The Reserve Bank of Australia Governor, Dr Philip Lowe, announced the hold shortly after 2.30pm – but nobody was sitting on the edge of their seats in anticipation of the decision. ‘Interest rates have increased in the United States and there is no longer an expectation of additional monetary easing in other major economies,’ Lowe said in his Monetary Policy Decision media release, ‘financial markets have been functioning effectively.’ Indeed, it seems the RBA is employing a ‘watch and wait’ strategy when it comes to the Australian markets also.

With property markets hot in Sydney and Melbourne, an additional rate cut could add fuel to the fire. While this might sound good for cooler markets like Perth, cheaper lending could bring competition to boiling point – possibly causing demand to exceed supply. Potential rate cuts - if coupled with recent stamp duty cuts for first home buyers - could inspire further reports of a so-called property market ‘bubble,’ - but this doesn’t appear a major concern for purchasers still focused on entering the market. In saying this, APRA’s instructions to banks to tighten investor lending has held back some supply during the high-demand season.
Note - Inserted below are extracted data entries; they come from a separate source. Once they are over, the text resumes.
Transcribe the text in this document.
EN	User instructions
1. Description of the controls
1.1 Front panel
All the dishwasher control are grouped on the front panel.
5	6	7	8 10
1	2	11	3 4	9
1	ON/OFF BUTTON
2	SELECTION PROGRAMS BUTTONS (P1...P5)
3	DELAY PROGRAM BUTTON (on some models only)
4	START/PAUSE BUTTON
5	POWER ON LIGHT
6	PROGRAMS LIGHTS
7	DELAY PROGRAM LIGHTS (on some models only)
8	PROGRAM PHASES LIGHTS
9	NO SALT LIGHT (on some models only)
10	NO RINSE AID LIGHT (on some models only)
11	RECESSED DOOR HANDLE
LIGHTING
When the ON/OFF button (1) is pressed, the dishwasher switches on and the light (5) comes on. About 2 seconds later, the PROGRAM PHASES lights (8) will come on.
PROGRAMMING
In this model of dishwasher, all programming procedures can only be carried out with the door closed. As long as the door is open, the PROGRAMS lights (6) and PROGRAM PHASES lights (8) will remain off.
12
Now with stamp duty cuts ramping up home-buyer demand, our vendors will have no shortage of serious buyers from both categories. 
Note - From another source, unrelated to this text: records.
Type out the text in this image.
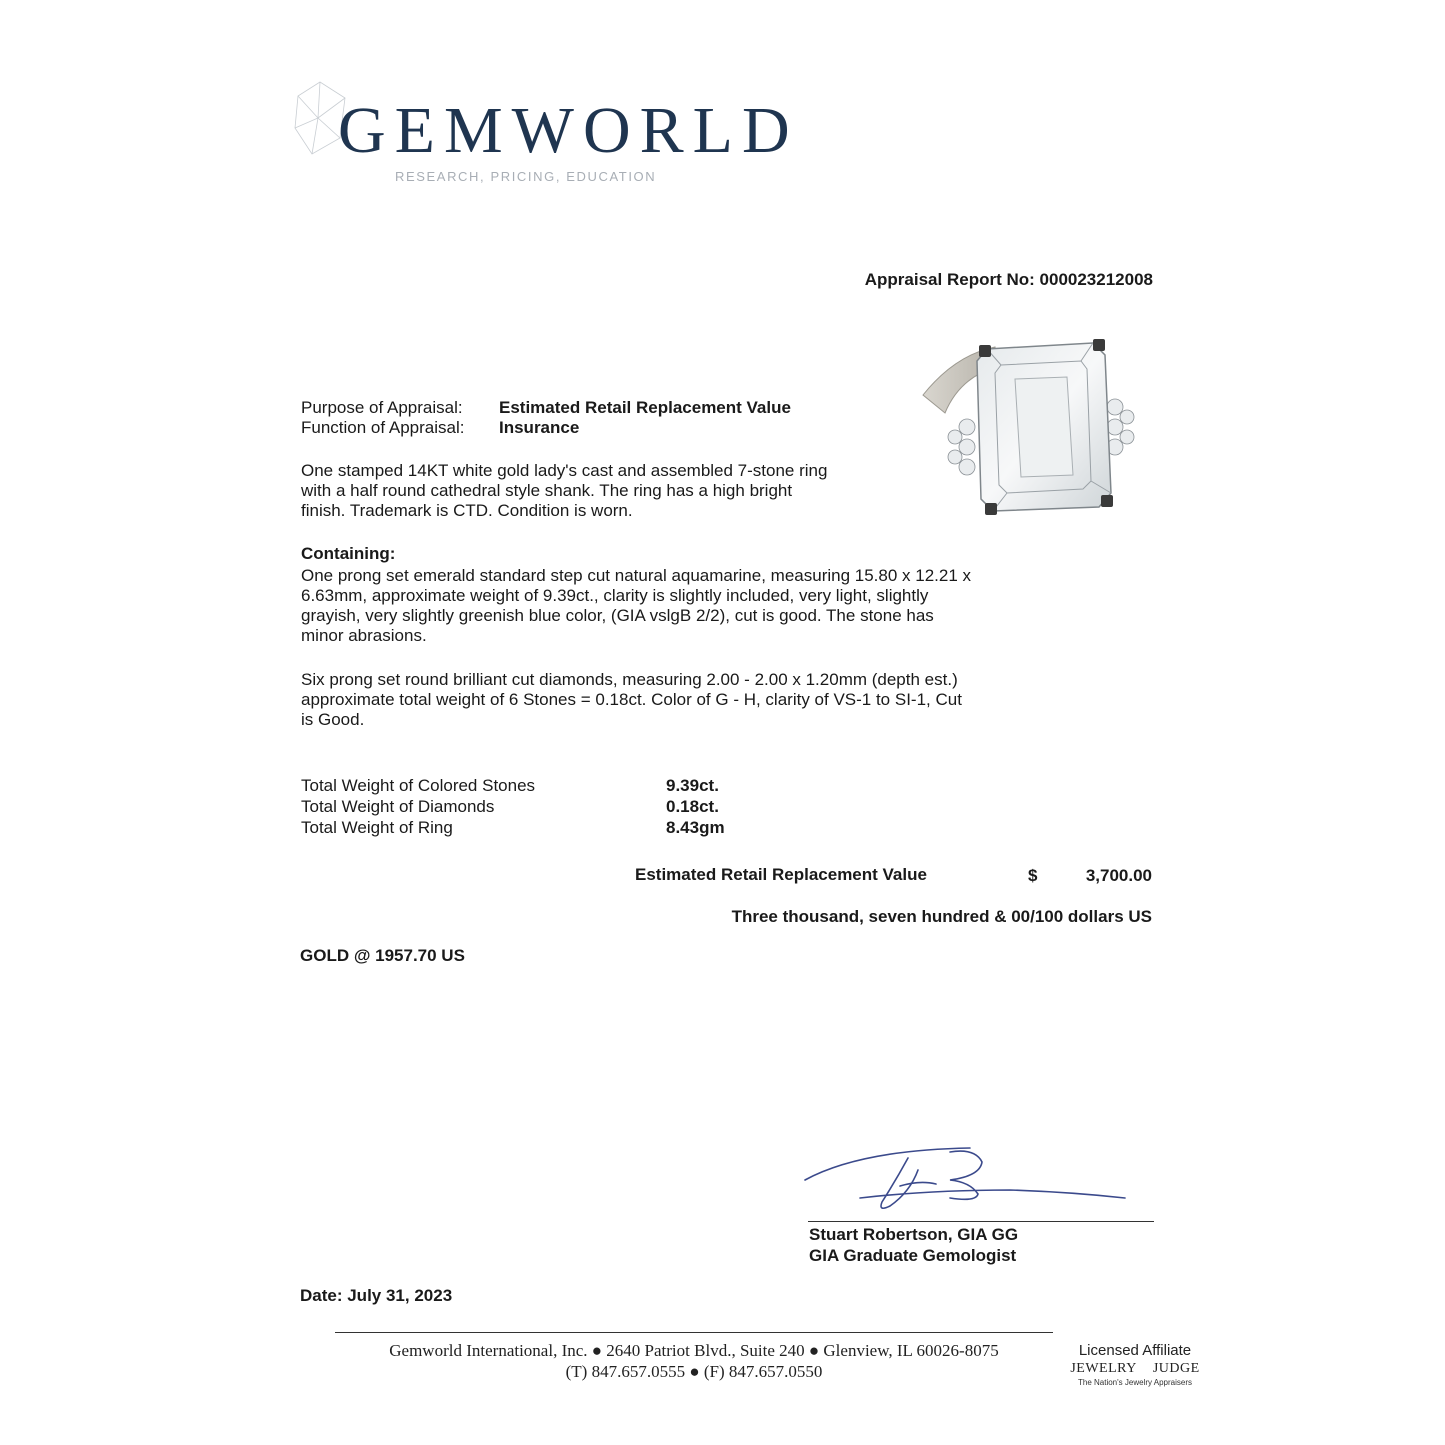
GEMWORLD
RESEARCH, PRICING, EDUCATION
Appraisal Report No: 000023212008
Purpose of Appraisal: Estimated Retail Replacement Value
Function of Appraisal: Insurance
One stamped 14KT white gold lady's cast and assembled 7-stone ring
with a half round cathedral style shank. The ring has a high bright
finish. Trademark is CTD. Condition is worn.
Containing:
One prong set emerald standard step cut natural aquamarine, measuring 15.80 x 12.21 x
6.63mm, approximate weight of 9.39ct., clarity is slightly included, very light, slightly
grayish, very slightly greenish blue color, (GIA vslgB 2/2), cut is good. The stone has
minor abrasions.
Six prong set round brilliant cut diamonds, measuring 2.00 - 2.00 x 1.20mm (depth est.)
approximate total weight of 6 Stones = 0.18ct. Color of G - H, clarity of VS-1 to SI-1, Cut
is Good.
Total Weight of Colored Stones	9.39ct.
Total Weight of Diamonds	0.18ct.
Total Weight of Ring	8.43gm
Estimated Retail Replacement Value	$	3,700.00
Three thousand, seven hundred & 00/100 dollars US
GOLD @ 1957.70 US
Stuart Robertson, GIA GG
GIA Graduate Gemologist
Date: July 31, 2023
Gemworld International, Inc. ● 2640 Patriot Blvd., Suite 240 ● Glenview, IL 60026-8075
(T) 847.657.0555 ● (F) 847.657.0550
Licensed Affiliate
JEWELRY JUDGE
The Nation's Jewelry Appraisers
There are a number of other national factors which required consideration from the nation’s monetary policy decision-makers today. Aside from staying in tune with the US Federal Reserve, a very weak Australian jobs report, the devastation of Cyclone Debbie and the end of the mining investment boom – the board’s decision to hold makes sense.
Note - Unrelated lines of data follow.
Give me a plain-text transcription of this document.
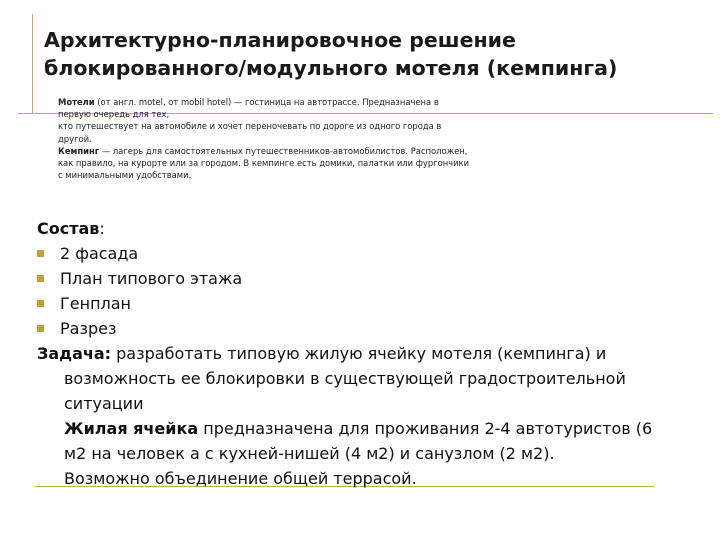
Архитектурно-планировочное решение
блокированного/модульного мотеля (кемпинга)
Мотели (от англ. motel, от mobil hotel) — гостиница на автотрассе. Предназначена в
первую очередь для тех,
кто путешествует на автомобиле и хочет переночевать по дороге из одного города в
другой.
Кемпинг — лагерь для самостоятельных путешественников-автомобилистов. Расположен,
как правило, на курорте или за городом. В кемпинге есть домики, палатки или фургончики
с минимальными удобствами.
Состав:
2 фасада
План типового этажа
Генплан
Разрез
Задача: разработать типовую жилую ячейку мотеля (кемпинга) и
возможность ее блокировки в существующей градостроительной
ситуации
Жилая ячейка предназначена для проживания 2-4 автотуристов (6
м2 на человек а с кухней-нишей (4 м2) и санузлом (2 м2).
Возможно объединение общей террасой.
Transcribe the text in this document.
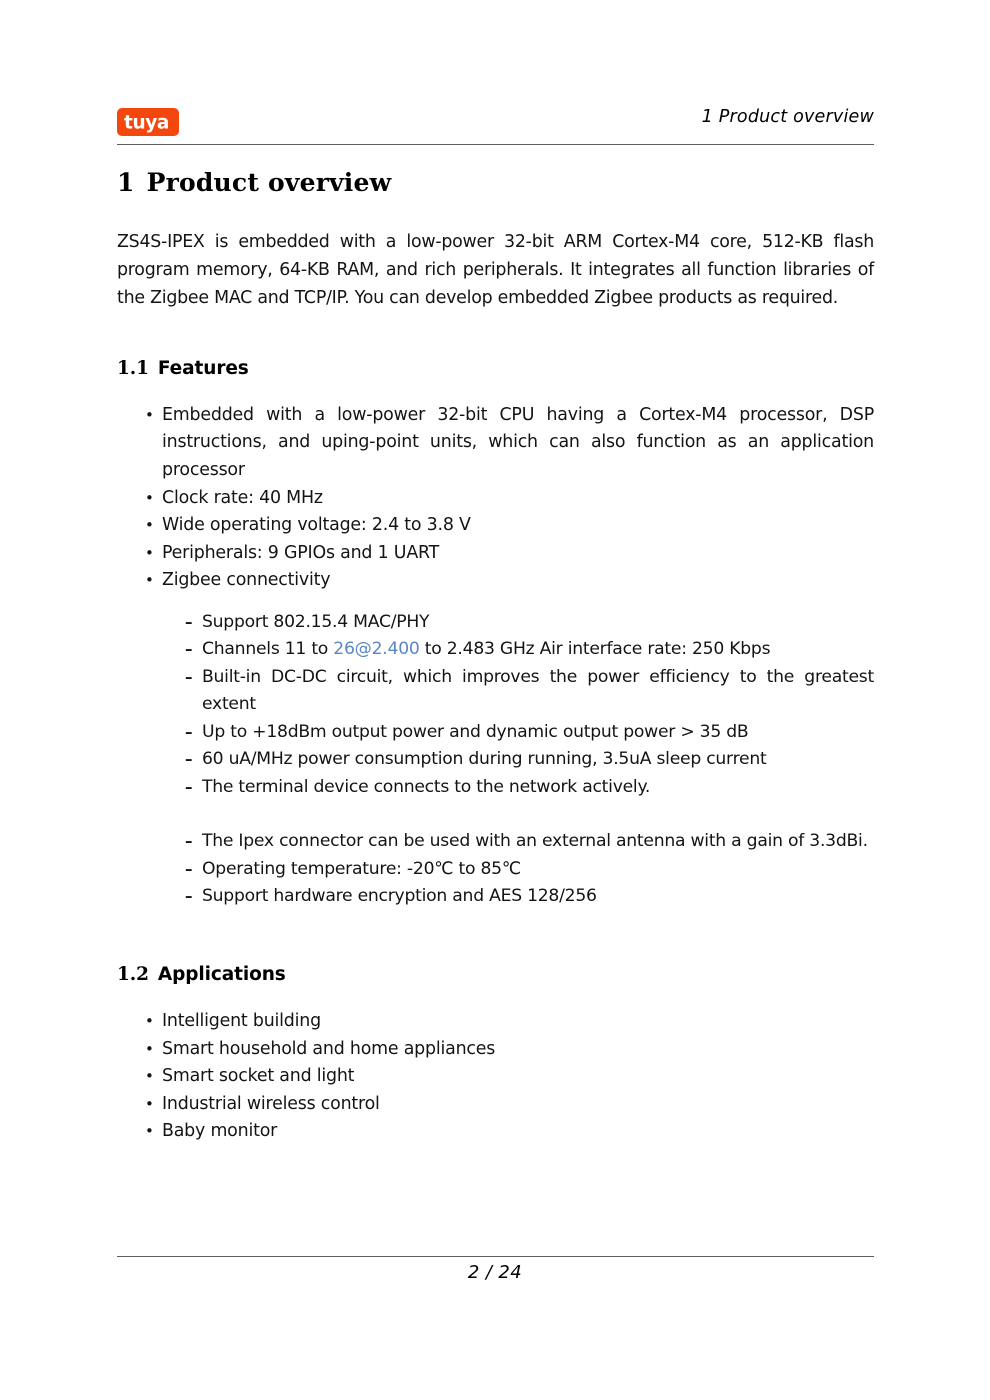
tuya	1 Product overview
1 Product overview

ZS4S-IPEX is embedded with a low-power 32-bit ARM Cortex-M4 core, 512-KB flash program memory, 64-KB RAM, and rich peripherals. It integrates all function libraries of the Zigbee MAC and TCP/IP. You can develop embedded Zigbee products as required.

1.1 Features
• Embedded with a low-power 32-bit CPU having a Cortex-M4 processor, DSP instructions, and uping-point units, which can also function as an application processor
• Clock rate: 40 MHz
• Wide operating voltage: 2.4 to 3.8 V
• Peripherals: 9 GPIOs and 1 UART
• Zigbee connectivity
– Support 802.15.4 MAC/PHY
– Channels 11 to 26@2.400 to 2.483 GHz Air interface rate: 250 Kbps
– Built-in DC-DC circuit, which improves the power efficiency to the greatest extent
– Up to +18dBm output power and dynamic output power > 35 dB
– 60 uA/MHz power consumption during running, 3.5uA sleep current
– The terminal device connects to the network actively.
– The Ipex connector can be used with an external antenna with a gain of 3.3dBi.
– Operating temperature: -20℃ to 85℃
– Support hardware encryption and AES 128/256
1.2 Applications
• Intelligent building
• Smart household and home appliances
• Smart socket and light
• Industrial wireless control
• Baby monitor
2 / 24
With the cash rate currently at an all-time low, C&G advises first home buyers to take a future rate hike into consideration when calculating their budget. While there may be some uncertainty ahead – the RBA cannot sit on the fence forever – we are very fortunate to be part of one of the most in-demand property markets in Australia. Bayside property growth consistently yields great results for our vendors and landlords!